The following gives the SAS code to call PROC QTL for mapping a disease resistance trait using the data provided by Zou et al. [21]. The resistance of rice to sheath blight disease was measured in grades ranging from 1 to 6 for 119 rice plants sampled from an F2 population. There are 12 molecular markers, distributed along two chromosomes covering 268 cM in length. By using data manipulating modules of SAS software such as DATA STEP or DATA WIZARD, users can easily import/export their data from/to Microsoft excel, text file, Lotus spreadsheet, and various other commonly used file formats. The dataset prepared for this example is shown in Figure 1.

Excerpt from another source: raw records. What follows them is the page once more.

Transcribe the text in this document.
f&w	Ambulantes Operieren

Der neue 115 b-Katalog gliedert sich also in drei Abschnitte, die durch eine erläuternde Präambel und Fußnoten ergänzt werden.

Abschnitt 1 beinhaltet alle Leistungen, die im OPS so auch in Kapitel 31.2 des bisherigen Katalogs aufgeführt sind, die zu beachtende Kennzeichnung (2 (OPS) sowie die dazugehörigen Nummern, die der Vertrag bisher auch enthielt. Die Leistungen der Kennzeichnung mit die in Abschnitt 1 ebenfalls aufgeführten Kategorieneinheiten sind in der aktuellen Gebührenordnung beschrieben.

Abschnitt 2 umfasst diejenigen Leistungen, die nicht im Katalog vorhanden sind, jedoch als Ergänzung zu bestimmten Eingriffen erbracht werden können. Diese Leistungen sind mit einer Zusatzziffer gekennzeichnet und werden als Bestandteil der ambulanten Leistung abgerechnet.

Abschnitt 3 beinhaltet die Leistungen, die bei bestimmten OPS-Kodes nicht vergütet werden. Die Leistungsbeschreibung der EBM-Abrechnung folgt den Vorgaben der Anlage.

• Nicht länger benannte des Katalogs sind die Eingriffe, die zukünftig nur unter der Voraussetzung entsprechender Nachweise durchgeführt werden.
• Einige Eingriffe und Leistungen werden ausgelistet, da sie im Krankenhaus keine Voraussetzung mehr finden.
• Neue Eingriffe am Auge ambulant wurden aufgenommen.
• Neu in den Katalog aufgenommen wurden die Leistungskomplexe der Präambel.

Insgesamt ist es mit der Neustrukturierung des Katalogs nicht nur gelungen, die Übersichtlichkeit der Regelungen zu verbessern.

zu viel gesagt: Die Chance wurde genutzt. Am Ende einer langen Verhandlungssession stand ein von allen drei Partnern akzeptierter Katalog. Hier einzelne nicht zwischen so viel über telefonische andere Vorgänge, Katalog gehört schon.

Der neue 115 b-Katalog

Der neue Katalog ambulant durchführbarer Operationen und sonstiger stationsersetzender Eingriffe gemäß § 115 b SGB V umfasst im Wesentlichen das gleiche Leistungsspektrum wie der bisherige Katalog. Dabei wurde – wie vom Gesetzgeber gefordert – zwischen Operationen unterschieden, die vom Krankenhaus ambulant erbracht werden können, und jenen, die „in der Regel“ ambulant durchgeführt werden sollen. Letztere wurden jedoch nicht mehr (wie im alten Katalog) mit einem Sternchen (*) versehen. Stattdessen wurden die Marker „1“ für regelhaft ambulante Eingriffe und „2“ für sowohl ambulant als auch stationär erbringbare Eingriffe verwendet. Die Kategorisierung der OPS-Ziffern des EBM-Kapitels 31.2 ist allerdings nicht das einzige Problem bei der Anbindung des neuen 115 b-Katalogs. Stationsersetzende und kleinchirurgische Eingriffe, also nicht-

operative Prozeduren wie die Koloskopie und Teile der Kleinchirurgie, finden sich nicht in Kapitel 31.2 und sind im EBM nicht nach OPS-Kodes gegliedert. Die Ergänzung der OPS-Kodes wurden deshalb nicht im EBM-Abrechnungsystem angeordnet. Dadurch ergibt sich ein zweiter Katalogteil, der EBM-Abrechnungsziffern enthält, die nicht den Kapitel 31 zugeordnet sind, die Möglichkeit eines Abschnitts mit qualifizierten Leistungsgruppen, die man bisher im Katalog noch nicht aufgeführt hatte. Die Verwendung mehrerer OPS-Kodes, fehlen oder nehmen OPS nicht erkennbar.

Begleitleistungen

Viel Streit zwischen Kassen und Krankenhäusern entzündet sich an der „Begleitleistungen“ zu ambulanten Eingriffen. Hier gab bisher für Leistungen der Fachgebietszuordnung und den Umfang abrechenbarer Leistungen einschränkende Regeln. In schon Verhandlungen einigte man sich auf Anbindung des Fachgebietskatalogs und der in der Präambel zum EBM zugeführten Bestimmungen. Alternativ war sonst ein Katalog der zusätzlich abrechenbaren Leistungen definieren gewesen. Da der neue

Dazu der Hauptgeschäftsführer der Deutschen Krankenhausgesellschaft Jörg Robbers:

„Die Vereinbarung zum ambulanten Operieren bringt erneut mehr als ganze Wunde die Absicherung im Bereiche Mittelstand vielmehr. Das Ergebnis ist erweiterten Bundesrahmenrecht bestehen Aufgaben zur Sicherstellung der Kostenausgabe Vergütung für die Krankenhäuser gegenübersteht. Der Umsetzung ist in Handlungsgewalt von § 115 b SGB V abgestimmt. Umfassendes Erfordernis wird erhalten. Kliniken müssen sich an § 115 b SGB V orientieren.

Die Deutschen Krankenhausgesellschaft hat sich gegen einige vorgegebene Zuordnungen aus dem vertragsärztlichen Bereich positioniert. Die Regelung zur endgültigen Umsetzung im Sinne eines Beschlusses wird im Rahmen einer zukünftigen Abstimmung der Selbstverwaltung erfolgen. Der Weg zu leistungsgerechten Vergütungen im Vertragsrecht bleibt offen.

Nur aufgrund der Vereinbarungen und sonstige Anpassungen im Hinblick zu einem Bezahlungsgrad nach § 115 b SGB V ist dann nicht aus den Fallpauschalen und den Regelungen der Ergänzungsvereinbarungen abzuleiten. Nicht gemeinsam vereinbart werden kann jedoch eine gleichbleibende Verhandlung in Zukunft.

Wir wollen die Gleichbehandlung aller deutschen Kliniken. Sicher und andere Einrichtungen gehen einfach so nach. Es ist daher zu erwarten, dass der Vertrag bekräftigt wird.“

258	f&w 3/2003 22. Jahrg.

We can perform QTL mapping using the EM implemented maximum likelihood method. The code is demonstrated as follows:

proc qtl data= ricedata map= ricemap out=result method=“ML”; class resistenc; model resistenc = ; matingtype “F2”; genotype A=“1” B=“3” H=“2”; estimate “a”=1 0 -1; run:

The result produced by RPOC QTL will be saved in the SAS dataset specified in the “out=” option. User can conveniently export or plot the result using other standard SAS procedure, for example, PROC GPLOT. The following SAS code shows how to generate LRT profile using the result dataset produced by PROC QTL:

symbol1 interpol=join value=none; proc gplot data=result; plot position; by chr; run;

Four more examples are automatically made available once PROC QTL is installed. The SAS code and datasets for the additional examples will be automatically copied to users’ computers

5. Future Development

PROC QTL is a platform on which more options can be added. The current version of PROC QTL can only be run in Windows. The Unix version is under development and will be released soon.

Acknowledgments

This research was supported by the National Science Foundation Grants DBI-0345205 and the USDA National Research Initiative Competitive Grants (USDA CSREES 2007-35300-18285) to S. Xu.